What I have noticed is that I like to be mindful of the cold. The sensation of cold can be a gateway to meditation. I have found a useful meditation to use whenever you find yourself in the cold. This meditation might not warm you up but it can help you explore your body and be mindful of different sensations in your body.
- Find a cold place either outside or in your house
- Just stand in the cold and observe how your body feels. Don’t control your body, let yourself shiver if you feel like it.
- Notice any involuntary movements in your body. Observe your thoughts and where your attention is.
- Slowly take deep breathes and try to calm your body down. Focus your attention on your body.
- Witness how the cold penetrates different parts of your body differently. Be observant of how your hands and extremities feel compared to your core.
- Run into the house and find a warm place it is cold!
Remember if it gets uncomfortable stop immediately, you do not want to hurt yourself. This type of mindfulness is useful if you find yourself in a cold situation like waiting for the bus.
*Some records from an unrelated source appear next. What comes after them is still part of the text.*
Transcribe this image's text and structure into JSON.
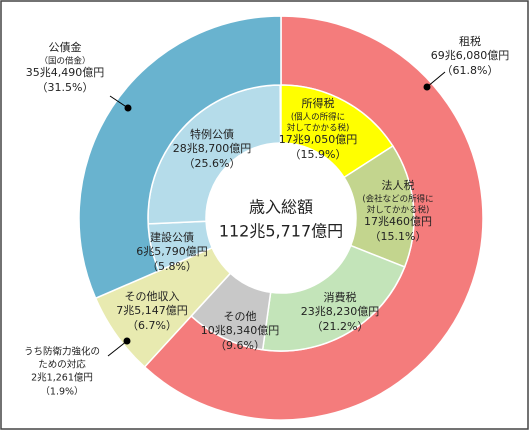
{
  "chart_data": {
    "type": "donut",
    "center_title": "歳入総額",
    "total": 1125717,
    "total_label": "112兆5,717億円",
    "segments": [
      {
        "name": "租税",
        "ring": "outer",
        "amount": 696080,
        "amount_label": "69兆6,080億円",
        "value": 61.8,
        "value_label": "（61.8%）",
        "color": "#F47C7C"
      },
      {
        "name": "所得税",
        "ring": "inner",
        "note": [
          "(個人の所得に",
          "対してかかる税)"
        ],
        "amount": 179050,
        "amount_label": "17兆9,050億円",
        "value": 15.9,
        "value_label": "（15.9%）",
        "color": "#FFFF00"
      },
      {
        "name": "法人税",
        "ring": "inner",
        "note": [
          "(会社などの所得に",
          "対してかかる税)"
        ],
        "amount": 170460,
        "amount_label": "17兆460億円",
        "value": 15.1,
        "value_label": "（15.1%）",
        "color": "#C3D58E"
      },
      {
        "name": "消費税",
        "ring": "inner",
        "amount": 238230,
        "amount_label": "23兆8,230億円",
        "value": 21.2,
        "value_label": "（21.2%）",
        "color": "#C3E4B9"
      },
      {
        "name": "その他",
        "ring": "inner",
        "amount": 108340,
        "amount_label": "10兆8,340億円",
        "value": 9.6,
        "value_label": "（9.6%）",
        "color": "#C8C8C8"
      },
      {
        "name": "その他収入",
        "ring": "full",
        "amount": 75147,
        "amount_label": "7兆5,147億円",
        "value": 6.7,
        "value_label": "（6.7%）",
        "color": "#E8EAB0",
        "breakdown": {
          "label": [
            "うち防衛力強化の",
            "ための対応"
          ],
          "amount": 21261,
          "amount_label": "2兆1,261億円",
          "value": 1.9,
          "value_label": "（1.9%）"
        }
      },
      {
        "name": "建設公債",
        "ring": "inner",
        "amount": 65790,
        "amount_label": "6兆5,790億円",
        "value": 5.8,
        "value_label": "（5.8%）",
        "color": "#B5DCEA"
      },
      {
        "name": "特例公債",
        "ring": "inner",
        "amount": 288700,
        "amount_label": "28兆8,700億円",
        "value": 25.6,
        "value_label": "（25.6%）",
        "color": "#B5DCEA"
      },
      {
        "name": "公債金",
        "ring": "outer",
        "note": [
          "（国の借金）"
        ],
        "amount": 354490,
        "amount_label": "35兆4,490億円",
        "value": 31.5,
        "value_label": "（31.5%）",
        "color": "#69B3CF"
      }
    ]
  }
}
Our bodies are very powerful and we are just beginning to understand all the possibility of what it can do. It just shows you how dedication and practice can help you overcome perceived limitations. I have not had success yet with using meditation to battle this cold weather, if anyone has I would love to hear your experience.
I feel that we can be distracted by all of these meditation “tricks”. The goal of meditation is not to be able to perform these superhuman feats. It might cause people to obsess over trying to achieve these feats and miss the simplicity of meditation. However, it is inspiring to see what is humanly possible and how people are able to push their limits and achieve extraordinary feats. So if this article is making you feel cold just by reading it, don’t worry, just find a warm place in your house and start meditating. However, if you are willing to explore possibilities of your body test out cold meditation. Remember just don’t try anything to dumb or crazy when exploring the cold.